If you look up clearances, you will find there are average wait times. And if you did one that goes straight to Lvl 3, which is the habit at your particular unit, that takes even longer. Standard wait time is Apx 3 years.

However, the best way to find out is to contact your Unit Security Clerk, or supervisor. And I'm willing to bet it's still your unit's recruiter.


----------



## Sigger (10 Jul 2008)

BARGE

Not intending to throw anyone off..(MOC 215)
I RX my lvl 3 in 1.5 years. It started in Basic and I got it after my 3's.

OUT


----------



## aussiechangover (11 Jul 2008)

i've been waiting for my clearance for close to 8months now to finish the 291 course but no big deal it will happen when it happens. still looking for that joyride in a sub again will bring back some memories


----------



## romeo 30 (12 Jul 2008)

While i am not a comm research op, i can honestly say that it is a very good trade to get into, and has many technical applications should you wish to discharge years from now.
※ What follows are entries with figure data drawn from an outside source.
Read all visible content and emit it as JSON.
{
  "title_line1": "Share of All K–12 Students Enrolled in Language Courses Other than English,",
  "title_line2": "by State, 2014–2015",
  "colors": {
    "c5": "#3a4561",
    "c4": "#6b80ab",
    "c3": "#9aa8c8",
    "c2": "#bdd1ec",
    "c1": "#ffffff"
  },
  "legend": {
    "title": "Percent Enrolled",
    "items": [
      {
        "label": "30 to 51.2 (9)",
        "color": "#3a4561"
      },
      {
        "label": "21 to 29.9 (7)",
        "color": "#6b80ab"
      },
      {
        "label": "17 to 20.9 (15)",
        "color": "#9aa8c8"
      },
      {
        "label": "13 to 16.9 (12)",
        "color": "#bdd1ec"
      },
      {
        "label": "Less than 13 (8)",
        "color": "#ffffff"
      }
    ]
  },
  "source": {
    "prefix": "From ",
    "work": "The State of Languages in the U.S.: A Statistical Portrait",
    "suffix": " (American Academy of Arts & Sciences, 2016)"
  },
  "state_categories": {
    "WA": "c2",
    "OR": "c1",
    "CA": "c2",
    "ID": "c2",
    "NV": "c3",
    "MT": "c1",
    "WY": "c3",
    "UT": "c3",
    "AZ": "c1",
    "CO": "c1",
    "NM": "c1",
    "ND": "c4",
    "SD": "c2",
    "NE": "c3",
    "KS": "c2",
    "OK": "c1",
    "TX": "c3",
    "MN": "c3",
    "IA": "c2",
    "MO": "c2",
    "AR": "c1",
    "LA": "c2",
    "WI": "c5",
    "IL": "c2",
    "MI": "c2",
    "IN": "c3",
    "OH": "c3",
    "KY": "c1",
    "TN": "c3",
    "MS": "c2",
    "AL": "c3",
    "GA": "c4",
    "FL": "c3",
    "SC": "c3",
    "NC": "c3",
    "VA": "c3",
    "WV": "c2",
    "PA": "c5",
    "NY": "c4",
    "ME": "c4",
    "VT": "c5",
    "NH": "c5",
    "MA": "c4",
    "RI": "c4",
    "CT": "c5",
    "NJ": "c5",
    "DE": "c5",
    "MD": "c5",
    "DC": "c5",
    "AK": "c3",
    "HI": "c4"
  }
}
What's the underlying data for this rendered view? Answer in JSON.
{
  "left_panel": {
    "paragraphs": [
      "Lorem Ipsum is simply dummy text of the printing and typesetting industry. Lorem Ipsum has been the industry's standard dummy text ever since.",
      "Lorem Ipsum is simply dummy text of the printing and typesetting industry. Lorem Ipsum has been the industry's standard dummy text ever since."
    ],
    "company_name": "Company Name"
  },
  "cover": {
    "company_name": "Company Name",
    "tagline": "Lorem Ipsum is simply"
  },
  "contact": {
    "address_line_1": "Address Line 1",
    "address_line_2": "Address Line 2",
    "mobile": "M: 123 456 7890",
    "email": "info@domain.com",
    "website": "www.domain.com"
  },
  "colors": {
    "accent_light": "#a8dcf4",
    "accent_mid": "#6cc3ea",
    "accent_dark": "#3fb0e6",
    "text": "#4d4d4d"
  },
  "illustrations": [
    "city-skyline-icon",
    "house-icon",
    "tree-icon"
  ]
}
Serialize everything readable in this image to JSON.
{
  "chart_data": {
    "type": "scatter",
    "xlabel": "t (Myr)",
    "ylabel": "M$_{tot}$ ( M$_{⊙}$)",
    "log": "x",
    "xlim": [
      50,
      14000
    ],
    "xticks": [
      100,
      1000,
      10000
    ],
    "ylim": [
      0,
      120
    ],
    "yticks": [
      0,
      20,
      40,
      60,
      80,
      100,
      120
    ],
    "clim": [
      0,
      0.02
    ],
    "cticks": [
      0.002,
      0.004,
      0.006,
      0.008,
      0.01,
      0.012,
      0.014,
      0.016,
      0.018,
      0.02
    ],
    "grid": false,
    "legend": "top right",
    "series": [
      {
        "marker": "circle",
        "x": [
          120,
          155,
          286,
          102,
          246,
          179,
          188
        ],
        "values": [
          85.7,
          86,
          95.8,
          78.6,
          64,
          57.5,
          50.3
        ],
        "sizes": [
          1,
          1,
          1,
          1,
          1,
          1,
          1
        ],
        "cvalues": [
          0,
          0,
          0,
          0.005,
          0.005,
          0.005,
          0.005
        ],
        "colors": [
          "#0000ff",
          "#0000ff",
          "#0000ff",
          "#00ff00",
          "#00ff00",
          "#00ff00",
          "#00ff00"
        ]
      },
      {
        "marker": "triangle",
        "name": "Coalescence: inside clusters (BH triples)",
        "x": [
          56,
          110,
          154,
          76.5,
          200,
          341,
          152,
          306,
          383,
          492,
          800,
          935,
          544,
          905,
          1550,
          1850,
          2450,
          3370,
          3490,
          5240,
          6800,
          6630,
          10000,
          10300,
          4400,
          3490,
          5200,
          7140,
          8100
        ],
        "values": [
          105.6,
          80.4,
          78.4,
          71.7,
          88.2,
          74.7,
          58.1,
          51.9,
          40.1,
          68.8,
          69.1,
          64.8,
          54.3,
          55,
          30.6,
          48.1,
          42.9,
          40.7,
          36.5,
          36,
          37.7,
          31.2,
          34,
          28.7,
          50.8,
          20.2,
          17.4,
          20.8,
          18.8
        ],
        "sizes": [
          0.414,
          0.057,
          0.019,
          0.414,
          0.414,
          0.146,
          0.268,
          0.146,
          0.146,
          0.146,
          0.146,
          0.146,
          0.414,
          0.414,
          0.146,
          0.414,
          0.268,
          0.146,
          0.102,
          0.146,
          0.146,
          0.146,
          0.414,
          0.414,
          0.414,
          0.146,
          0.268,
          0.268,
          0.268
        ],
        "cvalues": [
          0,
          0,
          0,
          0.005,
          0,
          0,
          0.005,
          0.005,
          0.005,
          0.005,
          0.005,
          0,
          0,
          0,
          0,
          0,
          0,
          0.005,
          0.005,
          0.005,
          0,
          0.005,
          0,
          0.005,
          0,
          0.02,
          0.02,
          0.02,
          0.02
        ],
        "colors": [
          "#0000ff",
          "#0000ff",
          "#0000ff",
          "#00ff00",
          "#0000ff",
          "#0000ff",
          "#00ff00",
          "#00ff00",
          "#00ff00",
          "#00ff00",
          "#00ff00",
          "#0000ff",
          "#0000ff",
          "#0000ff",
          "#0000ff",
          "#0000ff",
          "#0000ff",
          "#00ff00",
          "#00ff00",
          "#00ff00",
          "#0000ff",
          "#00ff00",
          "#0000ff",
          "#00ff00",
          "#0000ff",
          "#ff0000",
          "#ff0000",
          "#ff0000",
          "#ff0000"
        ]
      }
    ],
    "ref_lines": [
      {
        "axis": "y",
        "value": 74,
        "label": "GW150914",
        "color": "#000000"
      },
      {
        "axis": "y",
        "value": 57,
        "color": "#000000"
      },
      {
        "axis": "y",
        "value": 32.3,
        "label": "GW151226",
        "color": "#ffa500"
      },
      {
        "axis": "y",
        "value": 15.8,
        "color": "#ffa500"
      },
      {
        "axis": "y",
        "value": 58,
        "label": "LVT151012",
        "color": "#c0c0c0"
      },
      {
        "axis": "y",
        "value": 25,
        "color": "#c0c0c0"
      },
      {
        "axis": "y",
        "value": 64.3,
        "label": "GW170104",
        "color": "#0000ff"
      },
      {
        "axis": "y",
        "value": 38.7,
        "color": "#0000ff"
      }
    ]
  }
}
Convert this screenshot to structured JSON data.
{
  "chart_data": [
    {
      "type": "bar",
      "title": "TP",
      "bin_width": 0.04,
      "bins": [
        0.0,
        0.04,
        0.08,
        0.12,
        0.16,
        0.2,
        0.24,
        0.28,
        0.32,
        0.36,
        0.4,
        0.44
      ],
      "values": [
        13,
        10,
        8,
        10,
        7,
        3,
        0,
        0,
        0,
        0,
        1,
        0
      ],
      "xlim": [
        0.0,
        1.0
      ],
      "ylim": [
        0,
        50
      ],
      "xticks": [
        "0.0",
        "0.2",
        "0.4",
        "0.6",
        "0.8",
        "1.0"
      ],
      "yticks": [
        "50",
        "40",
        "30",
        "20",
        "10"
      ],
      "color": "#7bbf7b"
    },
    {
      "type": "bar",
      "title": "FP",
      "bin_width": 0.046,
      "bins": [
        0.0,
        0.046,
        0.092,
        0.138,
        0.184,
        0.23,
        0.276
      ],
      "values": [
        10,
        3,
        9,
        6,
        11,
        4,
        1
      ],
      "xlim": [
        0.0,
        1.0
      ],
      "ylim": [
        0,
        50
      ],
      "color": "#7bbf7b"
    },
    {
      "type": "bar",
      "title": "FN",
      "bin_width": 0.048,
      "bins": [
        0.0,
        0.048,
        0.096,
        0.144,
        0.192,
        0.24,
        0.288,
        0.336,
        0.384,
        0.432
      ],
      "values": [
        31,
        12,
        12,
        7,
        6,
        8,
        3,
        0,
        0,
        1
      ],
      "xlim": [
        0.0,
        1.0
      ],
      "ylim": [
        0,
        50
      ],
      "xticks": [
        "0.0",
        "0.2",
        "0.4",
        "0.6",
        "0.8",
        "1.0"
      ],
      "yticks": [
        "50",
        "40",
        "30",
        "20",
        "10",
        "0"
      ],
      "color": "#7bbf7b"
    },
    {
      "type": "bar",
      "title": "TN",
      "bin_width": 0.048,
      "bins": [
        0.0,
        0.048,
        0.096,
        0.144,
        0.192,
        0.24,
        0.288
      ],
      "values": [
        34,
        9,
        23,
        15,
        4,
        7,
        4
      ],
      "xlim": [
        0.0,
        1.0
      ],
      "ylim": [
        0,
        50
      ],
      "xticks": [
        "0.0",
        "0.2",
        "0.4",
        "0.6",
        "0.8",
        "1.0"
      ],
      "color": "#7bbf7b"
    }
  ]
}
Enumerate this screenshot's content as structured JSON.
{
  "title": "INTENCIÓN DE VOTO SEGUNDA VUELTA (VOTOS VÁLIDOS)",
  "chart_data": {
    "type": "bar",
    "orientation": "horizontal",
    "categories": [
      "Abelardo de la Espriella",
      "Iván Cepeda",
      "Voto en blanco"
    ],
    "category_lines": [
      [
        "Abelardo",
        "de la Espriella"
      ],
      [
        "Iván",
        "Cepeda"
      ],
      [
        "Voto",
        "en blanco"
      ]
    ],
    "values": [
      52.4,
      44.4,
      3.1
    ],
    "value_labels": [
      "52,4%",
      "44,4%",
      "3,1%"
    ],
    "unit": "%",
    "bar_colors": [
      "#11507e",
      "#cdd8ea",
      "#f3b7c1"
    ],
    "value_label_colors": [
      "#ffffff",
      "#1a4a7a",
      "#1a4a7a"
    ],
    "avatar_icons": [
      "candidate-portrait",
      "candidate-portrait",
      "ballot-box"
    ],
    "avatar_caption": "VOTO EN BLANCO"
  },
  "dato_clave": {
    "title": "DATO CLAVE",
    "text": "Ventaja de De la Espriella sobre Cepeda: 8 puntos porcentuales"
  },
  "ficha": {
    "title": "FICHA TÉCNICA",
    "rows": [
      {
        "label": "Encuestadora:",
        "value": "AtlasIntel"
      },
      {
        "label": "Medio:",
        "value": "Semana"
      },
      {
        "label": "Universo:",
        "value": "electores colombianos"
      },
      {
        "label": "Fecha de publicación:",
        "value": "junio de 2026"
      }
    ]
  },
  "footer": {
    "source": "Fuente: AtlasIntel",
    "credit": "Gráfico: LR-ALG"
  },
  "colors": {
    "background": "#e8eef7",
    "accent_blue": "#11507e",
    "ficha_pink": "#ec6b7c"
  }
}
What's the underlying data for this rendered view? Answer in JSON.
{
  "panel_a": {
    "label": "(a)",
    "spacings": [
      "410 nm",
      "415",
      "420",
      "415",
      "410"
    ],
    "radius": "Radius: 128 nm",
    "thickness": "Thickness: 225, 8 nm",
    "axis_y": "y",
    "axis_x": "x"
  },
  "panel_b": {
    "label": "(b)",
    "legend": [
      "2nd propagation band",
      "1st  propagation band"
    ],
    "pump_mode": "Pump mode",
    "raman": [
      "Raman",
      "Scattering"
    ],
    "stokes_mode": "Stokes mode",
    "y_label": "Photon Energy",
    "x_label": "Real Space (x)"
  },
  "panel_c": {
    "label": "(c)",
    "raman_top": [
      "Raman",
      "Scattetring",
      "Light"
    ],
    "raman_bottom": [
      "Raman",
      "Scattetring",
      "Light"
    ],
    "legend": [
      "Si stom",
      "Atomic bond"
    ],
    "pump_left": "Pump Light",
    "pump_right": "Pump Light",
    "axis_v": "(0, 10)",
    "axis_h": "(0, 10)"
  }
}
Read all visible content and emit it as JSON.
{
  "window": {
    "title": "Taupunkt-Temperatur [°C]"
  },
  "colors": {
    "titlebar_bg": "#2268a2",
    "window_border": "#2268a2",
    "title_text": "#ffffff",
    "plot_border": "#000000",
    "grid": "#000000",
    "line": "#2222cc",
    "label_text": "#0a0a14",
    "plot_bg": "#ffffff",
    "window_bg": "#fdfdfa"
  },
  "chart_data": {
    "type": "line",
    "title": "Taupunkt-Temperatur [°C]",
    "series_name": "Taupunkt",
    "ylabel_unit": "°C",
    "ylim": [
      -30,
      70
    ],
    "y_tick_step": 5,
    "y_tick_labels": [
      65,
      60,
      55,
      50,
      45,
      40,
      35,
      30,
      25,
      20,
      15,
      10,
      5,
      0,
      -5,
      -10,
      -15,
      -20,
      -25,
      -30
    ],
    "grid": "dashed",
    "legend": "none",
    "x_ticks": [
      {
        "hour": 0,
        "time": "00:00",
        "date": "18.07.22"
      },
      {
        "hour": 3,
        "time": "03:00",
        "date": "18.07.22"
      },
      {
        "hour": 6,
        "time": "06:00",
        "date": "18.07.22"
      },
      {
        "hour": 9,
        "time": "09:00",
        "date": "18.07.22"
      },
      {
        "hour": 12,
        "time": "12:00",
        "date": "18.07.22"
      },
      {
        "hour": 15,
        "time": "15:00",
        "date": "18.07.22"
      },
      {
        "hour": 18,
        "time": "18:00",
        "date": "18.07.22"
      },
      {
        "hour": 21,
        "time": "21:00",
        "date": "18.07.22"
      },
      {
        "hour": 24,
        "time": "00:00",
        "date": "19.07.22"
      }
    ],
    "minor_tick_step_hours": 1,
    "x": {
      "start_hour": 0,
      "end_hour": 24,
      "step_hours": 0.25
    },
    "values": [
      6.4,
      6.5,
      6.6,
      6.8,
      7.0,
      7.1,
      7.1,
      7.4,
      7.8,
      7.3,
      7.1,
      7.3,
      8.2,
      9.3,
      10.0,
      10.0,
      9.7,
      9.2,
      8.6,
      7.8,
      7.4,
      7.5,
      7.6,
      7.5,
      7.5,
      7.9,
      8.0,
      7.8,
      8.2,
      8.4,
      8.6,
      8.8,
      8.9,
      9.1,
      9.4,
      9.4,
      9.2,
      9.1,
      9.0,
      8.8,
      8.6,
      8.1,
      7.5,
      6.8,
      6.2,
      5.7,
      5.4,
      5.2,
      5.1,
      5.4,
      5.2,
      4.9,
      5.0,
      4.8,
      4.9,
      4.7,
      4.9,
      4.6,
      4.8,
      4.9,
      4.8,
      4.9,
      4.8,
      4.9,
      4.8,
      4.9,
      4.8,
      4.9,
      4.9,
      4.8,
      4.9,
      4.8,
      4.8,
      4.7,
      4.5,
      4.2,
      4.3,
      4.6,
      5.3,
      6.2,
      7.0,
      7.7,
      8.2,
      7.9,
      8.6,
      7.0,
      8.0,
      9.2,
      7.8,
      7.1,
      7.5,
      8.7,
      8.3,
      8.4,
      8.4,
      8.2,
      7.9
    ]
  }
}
Int is very stressed, alot of operators are deployed overseas or being prepped to go overseas... It is always a good day when Int receives a new recruit, but at this stage in the game it is always good to have one more member to the CF team no matter what the trade. Make your decisions based on what you see as opportunity and not what will get you into the thick of things the quickest, one slow step at a time, these are thinking trades (not to discredit anyone elses trade) not reflex trades.

Good Luck


----------



## twistedcables (19 Jul 2008)

INT is now classified as Direct Entry and no longer restricted to CT's or MOC related conditions.  There are only a few spots left.  This is Reg Forces NCM info - not that much diff with Officer streams.


----------



## blacktriangle (19 Jul 2008)

twistedcables said:
			
		

> INT is now classified as Direct Entry and no longer restricted to CT's or MOC related conditions.  There are only a few spots left.  This is Reg Forces NCM info - not that much diff with Officer streams.



WHAT? are you serious...


----------



## George Wallace (19 Jul 2008)

Whatever.  Both Trades have high failure rates, so it really will be a moot point.  Look at the calibre of Recruits and how they will perform down the road and perhaps all will return to where things were before.  The "experiment" may fail.


----------



## Greymatters (20 Jul 2008)

Unless some hands get in and 'help' people to pass when they shouldnt...


----------